The pound was behind some sort of factory or warehouse on a piece of flat foot-worn ground devoid of trees or even shrubs, a squat prefabricated building in front of which a single battered panel truck was parked at a skewed angle, as if the driver had run off and abandoned it. The railroad tracks ran within a hundred feet of the back end of the place and the boxcars sat there humped up to the horizon like dominoes. Sess didn't even want to get out of the car, but she prodded him, and a moment later they were standing there in the lot, gravel crunching under their feet, and she was thinking this was about as far from the Thirtymile as you could get and still be in the state of Alaska.
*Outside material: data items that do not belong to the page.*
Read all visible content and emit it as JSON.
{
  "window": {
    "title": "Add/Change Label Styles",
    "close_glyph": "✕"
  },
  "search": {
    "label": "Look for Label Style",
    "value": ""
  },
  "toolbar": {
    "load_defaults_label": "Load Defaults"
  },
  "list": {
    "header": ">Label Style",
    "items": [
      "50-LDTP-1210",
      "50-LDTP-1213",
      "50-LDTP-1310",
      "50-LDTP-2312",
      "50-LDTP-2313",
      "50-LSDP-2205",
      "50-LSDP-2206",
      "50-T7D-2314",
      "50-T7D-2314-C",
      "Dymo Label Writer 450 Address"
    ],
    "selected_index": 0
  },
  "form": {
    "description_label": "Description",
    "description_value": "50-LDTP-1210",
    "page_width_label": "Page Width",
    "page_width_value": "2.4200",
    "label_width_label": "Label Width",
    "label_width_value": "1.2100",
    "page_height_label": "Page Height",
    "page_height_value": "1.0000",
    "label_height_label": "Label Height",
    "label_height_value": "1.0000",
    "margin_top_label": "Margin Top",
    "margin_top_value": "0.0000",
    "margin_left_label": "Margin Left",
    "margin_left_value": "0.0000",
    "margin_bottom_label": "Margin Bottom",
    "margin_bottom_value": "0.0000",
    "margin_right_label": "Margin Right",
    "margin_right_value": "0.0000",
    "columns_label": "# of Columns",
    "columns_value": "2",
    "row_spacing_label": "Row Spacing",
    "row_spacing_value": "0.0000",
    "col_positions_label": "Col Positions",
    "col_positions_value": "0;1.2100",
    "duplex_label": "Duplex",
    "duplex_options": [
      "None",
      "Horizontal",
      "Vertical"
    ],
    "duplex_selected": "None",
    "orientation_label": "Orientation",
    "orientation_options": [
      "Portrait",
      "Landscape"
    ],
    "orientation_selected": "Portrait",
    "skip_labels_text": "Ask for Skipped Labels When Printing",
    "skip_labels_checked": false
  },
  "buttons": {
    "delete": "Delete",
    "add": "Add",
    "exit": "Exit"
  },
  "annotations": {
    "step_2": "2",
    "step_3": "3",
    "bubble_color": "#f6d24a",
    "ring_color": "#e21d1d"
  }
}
An ammoniac smell hit them then, carried on a light breeze with a handful of mosquitoes in it. There was a feeble anguished sound of yipping and whining, and it seemed to be coming from everywhere and nowhere at once. “What can we lose?” she said, trying to mollify him as he gave her a glum look over the roof of the ridiculous car.
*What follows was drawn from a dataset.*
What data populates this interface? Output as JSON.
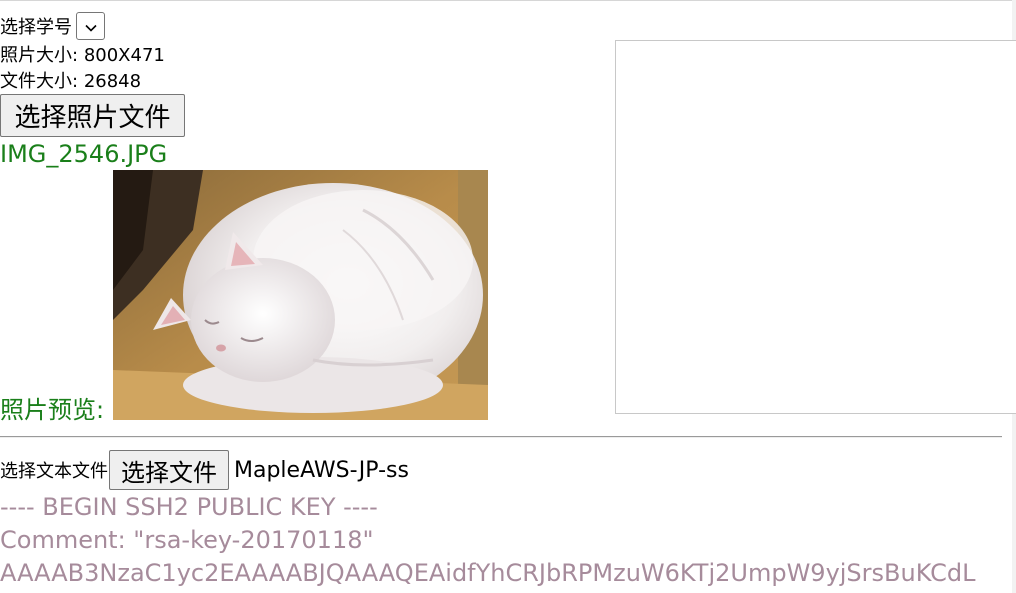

Inside, the smell was concentrated, and she thought of the only big-city zoo she'd ever been to, in San Francisco, where the ratty animals lay festering in concrete troughs and the multiplied stink of them-a stink so intense it made her panicky-was the only lasting impression she had of the place, of the whole city, in fact. The floor was concrete, the light inadequate. A blocky woman with pouffed-up hair and teardrop glasses grinned at them from behind a plywood counter with a Formica top. “You here for an adoption?” she asked over the racket of the dogs, which had gone up a notch since they'd stepped in the door. “Or just thinking about it maybe?”

Then they were walking down a cement corridor between rows of mesh cages, dogs of every size and description leaping at the wire, yodeling, yapping, whining, their paws like windmills, their eyes alive with eagerness and hope. The woman stooped to one or another of them, cooing, and they poked their shining noses through the mesh to worship her fingers and the back of her hand. There was a terrific scrabbling of nails as the dogs fought for purchase on the wet concrete. One of them, a beagle mix with flapping ears and deep, liquid eyes, clambered up on the backs of three others to stick its snout through the gap where the cage door had pulled back from its hinges, and Pamela slid her hand in against the wall to feel the dog's appreciation, its pink tongue extracting every molecule of flavor from her skin. She wanted to adopt them all.